Stesso discorso intrecciato di sanzioni e moventi politici escludono dal tavolo della ricostruzione gli Usa. Sotto la pressione di questi ultimi, anche Paesi come Bahrein, Emirati Arabi Uniti e soprattutto Arabia Saudita si sono mostrati estremamente reticenti a investire in Siria, malgrado l’intento condiviso con l’alleata Washington di limitare il ruolo dell’Iran nella regione. Un altro pezzo da novanta come la Cina ha adottato un atteggiamento di cautela. Forte di disponibilità finanziaria per investire e di esperienza in scenari post-conflitto come quello sud-sudanese, la Repubblica popolare ha partecipato lo scorso settembre alla Damascus Trade Fair, mentre la Siria ha ricambiato presenziando al secondo forum pechinese dedicato alle nuove vie della Seta l’aprile scorso. Pur se ingolosito dalla posizione siriana lungo la suddetta Belt and Road Initiative, il Paese del Dragone è restio a puntare su uno scenario ancora in divenire.
Alla luce del quadro sin qui tracciato, a contendersi la torta sono soprattutto Russia e Iran. Sia per Mosca che per Teheran, gli investimenti in Siria sono un cospicuo dividendo per il proprio impegno militare. Per il governo di Damasco alla disperata ricerca di risorse, i denari dei due alleati sono più che benvenuti.
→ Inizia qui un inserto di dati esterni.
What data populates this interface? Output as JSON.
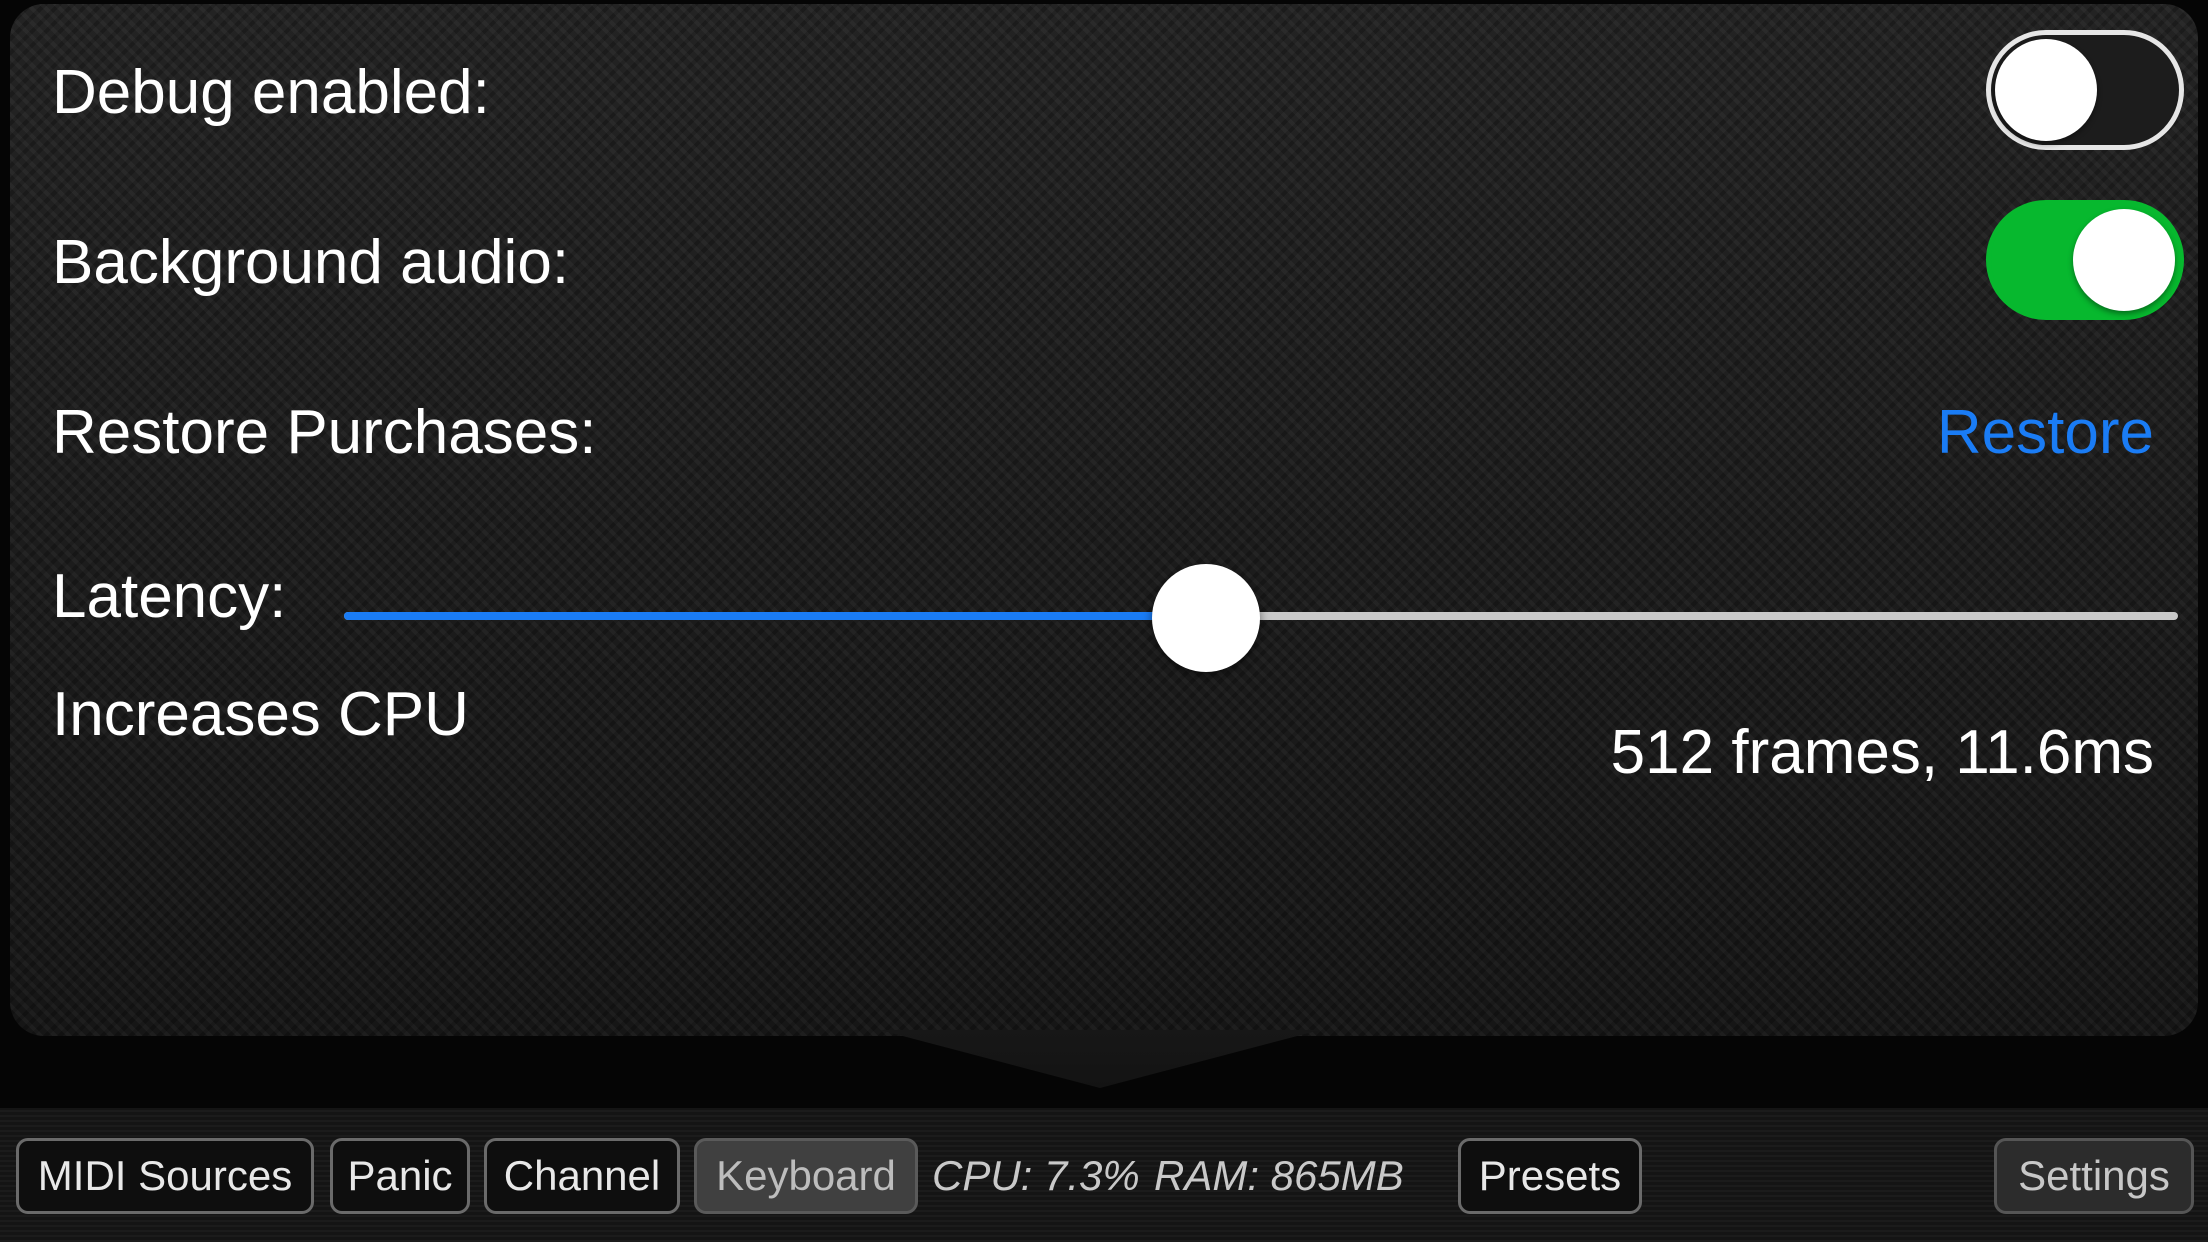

Differenti le implicazioni politiche: ingaggiare società russe è politicamente meno compromettente che permettere un’ulteriore espansione economica della Repubblica Islamica, anche alla luce di auspicabili investimenti da parte dell’asse sunnita anti-Teheran cui si è accennato sopra.
Oltremodo differente è anche l’impegno economico di russi e iraniani in questi anni: I primi avrebbero speso nel conflitto siriano tra I 2,5 e i 4 miliardi di dollari dal loro intervento nel settembre 2015 a oggi, mentre si stima che I secondi abbiano sborsato tra I 16 e I 48 miliardi a partire dal 2012.
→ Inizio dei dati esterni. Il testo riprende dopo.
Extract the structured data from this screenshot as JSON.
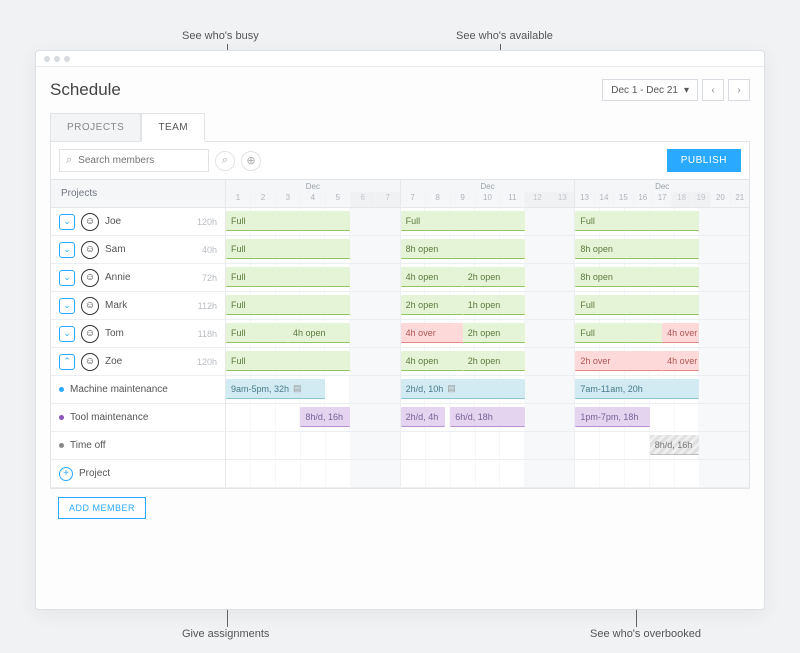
{
  "callouts": {
    "busy": "See who's busy",
    "available": "See who's available",
    "assignments": "Give assignments",
    "overbooked": "See who's overbooked"
  },
  "header": {
    "title": "Schedule",
    "range": "Dec 1 - Dec 21"
  },
  "tabs": {
    "projects": "PROJECTS",
    "team": "TEAM"
  },
  "toolbar": {
    "search_placeholder": "Search members",
    "publish": "PUBLISH"
  },
  "columns": {
    "projects": "Projects",
    "month": "Dec"
  },
  "days_header": [
    {
      "nums": [
        "1",
        "2",
        "3",
        "4",
        "5",
        "6",
        "7"
      ],
      "weekend": [
        5,
        6
      ]
    },
    {
      "nums": [
        "7",
        "8",
        "9",
        "10",
        "11",
        "12",
        "13"
      ],
      "weekend": [
        5,
        6
      ]
    },
    {
      "nums": [
        "13",
        "14",
        "15",
        "16",
        "17",
        "18",
        "19",
        "20",
        "21"
      ],
      "weekend": [
        5,
        6
      ]
    }
  ],
  "members": [
    {
      "name": "Joe",
      "hours": "120h",
      "expanded": false,
      "weeks": [
        [
          {
            "label": "Full",
            "type": "green",
            "start": 0,
            "end": 5
          }
        ],
        [
          {
            "label": "Full",
            "type": "green",
            "start": 0,
            "end": 5
          }
        ],
        [
          {
            "label": "Full",
            "type": "green",
            "start": 0,
            "end": 5
          }
        ]
      ]
    },
    {
      "name": "Sam",
      "hours": "40h",
      "expanded": false,
      "weeks": [
        [
          {
            "label": "Full",
            "type": "green",
            "start": 0,
            "end": 5
          }
        ],
        [
          {
            "label": "8h open",
            "type": "green",
            "start": 0,
            "end": 5
          }
        ],
        [
          {
            "label": "8h open",
            "type": "green",
            "start": 0,
            "end": 5
          }
        ]
      ]
    },
    {
      "name": "Annie",
      "hours": "72h",
      "expanded": false,
      "weeks": [
        [
          {
            "label": "Full",
            "type": "green",
            "start": 0,
            "end": 5
          }
        ],
        [
          {
            "label": "4h open",
            "type": "green",
            "start": 0,
            "end": 2.5
          },
          {
            "label": "2h open",
            "type": "green",
            "start": 2.5,
            "end": 5
          }
        ],
        [
          {
            "label": "8h open",
            "type": "green",
            "start": 0,
            "end": 5
          }
        ]
      ]
    },
    {
      "name": "Mark",
      "hours": "112h",
      "expanded": false,
      "weeks": [
        [
          {
            "label": "Full",
            "type": "green",
            "start": 0,
            "end": 5
          }
        ],
        [
          {
            "label": "2h open",
            "type": "green",
            "start": 0,
            "end": 2.5
          },
          {
            "label": "1h open",
            "type": "green",
            "start": 2.5,
            "end": 5
          }
        ],
        [
          {
            "label": "Full",
            "type": "green",
            "start": 0,
            "end": 5
          }
        ]
      ]
    },
    {
      "name": "Tom",
      "hours": "118h",
      "expanded": false,
      "weeks": [
        [
          {
            "label": "Full",
            "type": "green",
            "start": 0,
            "end": 2.5
          },
          {
            "label": "4h open",
            "type": "green",
            "start": 2.5,
            "end": 5
          }
        ],
        [
          {
            "label": "4h over",
            "type": "red",
            "start": 0,
            "end": 2.5
          },
          {
            "label": "2h open",
            "type": "green",
            "start": 2.5,
            "end": 5
          }
        ],
        [
          {
            "label": "Full",
            "type": "green",
            "start": 0,
            "end": 3.5
          },
          {
            "label": "4h over",
            "type": "red",
            "start": 3.5,
            "end": 5
          }
        ]
      ]
    },
    {
      "name": "Zoe",
      "hours": "120h",
      "expanded": true,
      "weeks": [
        [
          {
            "label": "Full",
            "type": "green",
            "start": 0,
            "end": 5
          }
        ],
        [
          {
            "label": "4h open",
            "type": "green",
            "start": 0,
            "end": 2.5
          },
          {
            "label": "2h open",
            "type": "green",
            "start": 2.5,
            "end": 5
          }
        ],
        [
          {
            "label": "2h over",
            "type": "red",
            "start": 0,
            "end": 3.5
          },
          {
            "label": "4h over",
            "type": "red",
            "start": 3.5,
            "end": 5
          }
        ]
      ]
    }
  ],
  "projects": [
    {
      "name": "Machine maintenance",
      "color": "#29a9ff",
      "weeks": [
        [
          {
            "label": "9am-5pm, 32h",
            "note": true,
            "type": "blue",
            "start": 0,
            "end": 4
          }
        ],
        [
          {
            "label": "2h/d, 10h",
            "note": true,
            "type": "blue",
            "start": 0,
            "end": 5
          }
        ],
        [
          {
            "label": "7am-11am, 20h",
            "type": "blue",
            "start": 0,
            "end": 5
          }
        ]
      ]
    },
    {
      "name": "Tool maintenance",
      "color": "#8a54b8",
      "weeks": [
        [
          {
            "label": "8h/d, 16h",
            "type": "purple",
            "start": 3,
            "end": 5
          }
        ],
        [
          {
            "label": "2h/d, 4h",
            "type": "purple",
            "start": 0,
            "end": 1.8
          },
          {
            "label": "6h/d, 18h",
            "type": "purple",
            "start": 2,
            "end": 5
          }
        ],
        [
          {
            "label": "1pm-7pm, 18h",
            "type": "purple",
            "start": 0,
            "end": 3
          }
        ]
      ]
    },
    {
      "name": "Time off",
      "color": "#888",
      "weeks": [
        [],
        [],
        [
          {
            "label": "8h/d, 16h",
            "type": "hatch",
            "start": 3,
            "end": 5
          }
        ]
      ]
    }
  ],
  "add_project": "Project",
  "add_member": "ADD MEMBER"
}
Mentre rischi di carattere securitario e finanziario accomunano I due contendenti, le sanzioni americane costituiscono un handicap notevolissimo per Teheran se confrontata con Mosca. Una tattica elaborata dalla Repubblica Islamica è quella di investire nelle aree più remote e/o meno servite del Paese – ad esempio nel governatorato orientale di Dayr az Zawr – dove gli interessi russi e damasceni sono di gran lunga minori.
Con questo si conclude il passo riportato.